Typically the major player of SNS where they have large and broad base audience charge up to half  million CNY to setup a fan or business page (now this is only the fee for a year hosting, not including hiring a Social Media agency to setup the details).

International companies, FMCG, large brands can definitely benefit from these Social Networking Sites, as the sheer number, breakdown in age, demographic, by geography, etc is just a large base for them to pick from. Of course people wants to jump in to get a piece of the cake or action sort to speak, but new International comers will need to do adjustment to the market. Some companies didn't realize that engaging a campaign on these sites are not the only thing they need to do, a backbone team to engage back is required, monitoring, data analysis, plus their websites, language are probably not customized towards the market. Language in this region has always been a challenge to new International companies, as they tend to assume translation will do the magic (majority would engage translation.com) which most of the time 50-70% reach, but still a gap to deliver brand message to the market. In short, there is no shortcut, content must be grass-root and originated from this country for the Chinese market.

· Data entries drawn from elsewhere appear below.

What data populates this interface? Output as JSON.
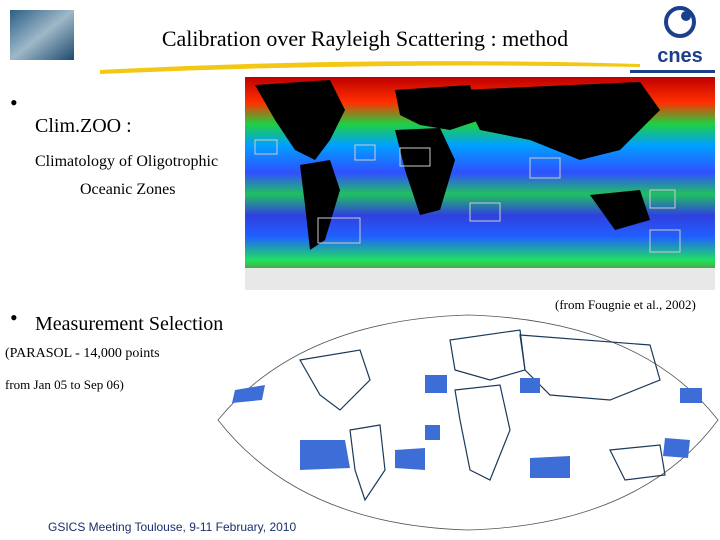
{
  "header": {
    "title": "Calibration over Rayleigh Scattering : method",
    "logo": "cnes"
  },
  "bullets": [
    {
      "label": "Clim.ZOO :",
      "lines": [
        "Climatology of Oligotrophic",
        "Oceanic Zones"
      ]
    },
    {
      "label": "Measurement Selection",
      "lines": [
        "(PARASOL - 14,000 points",
        "from Jan 05 to Sep 06)"
      ]
    }
  ],
  "citation": "(from Fougnie et al., 2002)",
  "footer": "GSICS Meeting Toulouse, 9-11 February, 2010"
}
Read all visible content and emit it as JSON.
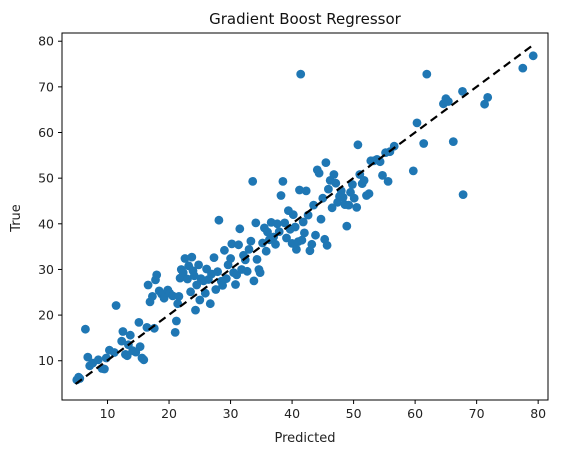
{
  "chart_data": {
    "type": "scatter",
    "title": "Gradient Boost Regressor",
    "xlabel": "Predicted",
    "ylabel": "True",
    "xlim": [
      2.6,
      81.6
    ],
    "ylim": [
      1.4,
      81.8
    ],
    "xticks": [
      10,
      20,
      30,
      40,
      50,
      60,
      70,
      80
    ],
    "yticks": [
      10,
      20,
      30,
      40,
      50,
      60,
      70,
      80
    ],
    "grid": false,
    "point_color": "#1f77b4",
    "reference_line": {
      "style": "dashed",
      "color": "#000000",
      "from": [
        4.8,
        4.9
      ],
      "to": [
        79.2,
        79.2
      ]
    },
    "points": [
      [
        5.0,
        5.8
      ],
      [
        5.3,
        6.4
      ],
      [
        5.5,
        6.1
      ],
      [
        6.4,
        16.9
      ],
      [
        6.8,
        10.8
      ],
      [
        7.1,
        8.9
      ],
      [
        7.6,
        9.5
      ],
      [
        8.5,
        10.2
      ],
      [
        9.1,
        8.3
      ],
      [
        9.5,
        8.2
      ],
      [
        9.8,
        10.6
      ],
      [
        10.3,
        12.3
      ],
      [
        11.1,
        11.8
      ],
      [
        11.4,
        22.1
      ],
      [
        12.3,
        14.3
      ],
      [
        12.5,
        16.4
      ],
      [
        12.9,
        11.4
      ],
      [
        13.2,
        11.1
      ],
      [
        13.4,
        13.5
      ],
      [
        13.7,
        15.6
      ],
      [
        14.1,
        12.2
      ],
      [
        14.6,
        11.9
      ],
      [
        15.1,
        18.4
      ],
      [
        15.3,
        13.1
      ],
      [
        15.6,
        10.6
      ],
      [
        15.9,
        10.2
      ],
      [
        16.4,
        17.3
      ],
      [
        16.6,
        26.6
      ],
      [
        16.9,
        22.9
      ],
      [
        17.3,
        24.1
      ],
      [
        17.6,
        17.1
      ],
      [
        17.8,
        27.7
      ],
      [
        18.0,
        28.8
      ],
      [
        18.4,
        25.3
      ],
      [
        18.8,
        24.6
      ],
      [
        19.2,
        23.7
      ],
      [
        19.8,
        25.5
      ],
      [
        20.1,
        24.8
      ],
      [
        20.6,
        24.2
      ],
      [
        21.0,
        16.2
      ],
      [
        21.2,
        18.7
      ],
      [
        21.4,
        22.5
      ],
      [
        21.6,
        24.1
      ],
      [
        21.8,
        28.1
      ],
      [
        22.0,
        30.0
      ],
      [
        22.3,
        29.3
      ],
      [
        22.6,
        32.4
      ],
      [
        23.0,
        27.9
      ],
      [
        23.2,
        30.8
      ],
      [
        23.5,
        25.1
      ],
      [
        23.7,
        32.7
      ],
      [
        23.9,
        29.7
      ],
      [
        24.1,
        28.6
      ],
      [
        24.3,
        21.1
      ],
      [
        24.5,
        26.6
      ],
      [
        24.8,
        31.0
      ],
      [
        25.0,
        23.3
      ],
      [
        25.2,
        28.0
      ],
      [
        25.6,
        27.5
      ],
      [
        25.9,
        24.8
      ],
      [
        26.1,
        30.1
      ],
      [
        26.4,
        27.8
      ],
      [
        26.7,
        22.5
      ],
      [
        26.9,
        29.0
      ],
      [
        27.3,
        32.6
      ],
      [
        27.6,
        25.6
      ],
      [
        27.9,
        29.5
      ],
      [
        28.1,
        40.8
      ],
      [
        28.5,
        27.4
      ],
      [
        28.7,
        26.5
      ],
      [
        29.0,
        34.2
      ],
      [
        29.3,
        28.0
      ],
      [
        29.6,
        31.0
      ],
      [
        30.0,
        32.4
      ],
      [
        30.2,
        35.6
      ],
      [
        30.5,
        29.3
      ],
      [
        30.8,
        26.7
      ],
      [
        31.0,
        28.8
      ],
      [
        31.3,
        35.4
      ],
      [
        31.5,
        38.9
      ],
      [
        31.8,
        30.0
      ],
      [
        32.1,
        33.1
      ],
      [
        32.4,
        32.1
      ],
      [
        32.7,
        29.6
      ],
      [
        33.0,
        34.4
      ],
      [
        33.3,
        36.2
      ],
      [
        33.6,
        49.3
      ],
      [
        33.8,
        27.5
      ],
      [
        34.1,
        40.2
      ],
      [
        34.3,
        32.2
      ],
      [
        34.6,
        30.0
      ],
      [
        34.8,
        29.3
      ],
      [
        35.2,
        35.8
      ],
      [
        35.5,
        39.1
      ],
      [
        35.8,
        34.0
      ],
      [
        36.0,
        38.2
      ],
      [
        36.3,
        36.5
      ],
      [
        36.6,
        40.3
      ],
      [
        37.0,
        37.1
      ],
      [
        37.3,
        35.5
      ],
      [
        37.6,
        40.0
      ],
      [
        37.9,
        38.3
      ],
      [
        38.2,
        46.2
      ],
      [
        38.5,
        49.3
      ],
      [
        38.8,
        40.2
      ],
      [
        39.1,
        36.9
      ],
      [
        39.4,
        42.9
      ],
      [
        39.7,
        38.8
      ],
      [
        40.0,
        35.7
      ],
      [
        40.2,
        42.0
      ],
      [
        40.5,
        39.3
      ],
      [
        40.7,
        34.4
      ],
      [
        41.0,
        36.1
      ],
      [
        41.2,
        47.4
      ],
      [
        41.4,
        72.8
      ],
      [
        41.6,
        36.4
      ],
      [
        41.8,
        40.4
      ],
      [
        42.0,
        38.0
      ],
      [
        42.3,
        47.2
      ],
      [
        42.6,
        41.9
      ],
      [
        42.9,
        34.1
      ],
      [
        43.2,
        35.5
      ],
      [
        43.5,
        44.1
      ],
      [
        43.8,
        37.5
      ],
      [
        44.1,
        51.8
      ],
      [
        44.4,
        51.1
      ],
      [
        44.7,
        41.0
      ],
      [
        45.0,
        45.6
      ],
      [
        45.3,
        36.6
      ],
      [
        45.5,
        53.4
      ],
      [
        45.7,
        35.3
      ],
      [
        45.9,
        47.6
      ],
      [
        46.2,
        49.5
      ],
      [
        46.5,
        43.5
      ],
      [
        46.8,
        50.8
      ],
      [
        47.1,
        48.9
      ],
      [
        47.4,
        44.7
      ],
      [
        47.7,
        46.0
      ],
      [
        48.0,
        47.2
      ],
      [
        48.3,
        45.8
      ],
      [
        48.6,
        44.2
      ],
      [
        48.9,
        39.5
      ],
      [
        49.2,
        44.1
      ],
      [
        49.5,
        46.9
      ],
      [
        49.8,
        48.6
      ],
      [
        50.1,
        45.6
      ],
      [
        50.5,
        43.6
      ],
      [
        50.7,
        57.3
      ],
      [
        51.0,
        50.8
      ],
      [
        51.4,
        48.8
      ],
      [
        51.7,
        49.5
      ],
      [
        52.1,
        46.2
      ],
      [
        52.5,
        46.6
      ],
      [
        52.8,
        53.8
      ],
      [
        53.3,
        53.8
      ],
      [
        53.8,
        54.1
      ],
      [
        54.3,
        53.6
      ],
      [
        54.7,
        50.6
      ],
      [
        55.2,
        55.6
      ],
      [
        55.6,
        49.3
      ],
      [
        55.9,
        55.8
      ],
      [
        56.6,
        57.0
      ],
      [
        59.7,
        51.6
      ],
      [
        60.3,
        62.1
      ],
      [
        61.4,
        57.6
      ],
      [
        61.9,
        72.8
      ],
      [
        64.6,
        66.3
      ],
      [
        65.0,
        67.4
      ],
      [
        65.4,
        66.8
      ],
      [
        66.2,
        58.0
      ],
      [
        67.7,
        69.0
      ],
      [
        67.8,
        46.4
      ],
      [
        71.3,
        66.2
      ],
      [
        71.8,
        67.7
      ],
      [
        77.5,
        74.1
      ],
      [
        79.2,
        76.8
      ]
    ]
  }
}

For example McDonald China once launched a campaign "Let's meet at M" to Ren Ren, I believe they set the goal to if 200k-300k of people updated their status to their campaign slogan. McD will provide 50% discount at all of their fast food restaurants in China. In less than a week, over half a million people in RenRen changed their status (imagine the spread power it carries through each person's network, the impression is a lot bigger) and of course not only uplift the brand buzz of McD, but also provide a customer experience of meeting at McDonald is trendy as part of their branding message and additional traffic to their restaurants. It tells us the power or WOM in China is huge and news travel a lot faster on Internet, remembering Chinese habits to read blog and engagement on BBS. Now imagine if they didn't understand how the youth market works, how they think or what can entice them, would the campaign work?

Marketing through Social Media in China is not a walk in the park, if companies don't appreciate the Chinese culture, their views, what they look at and how they look at, brand reputation can be affected.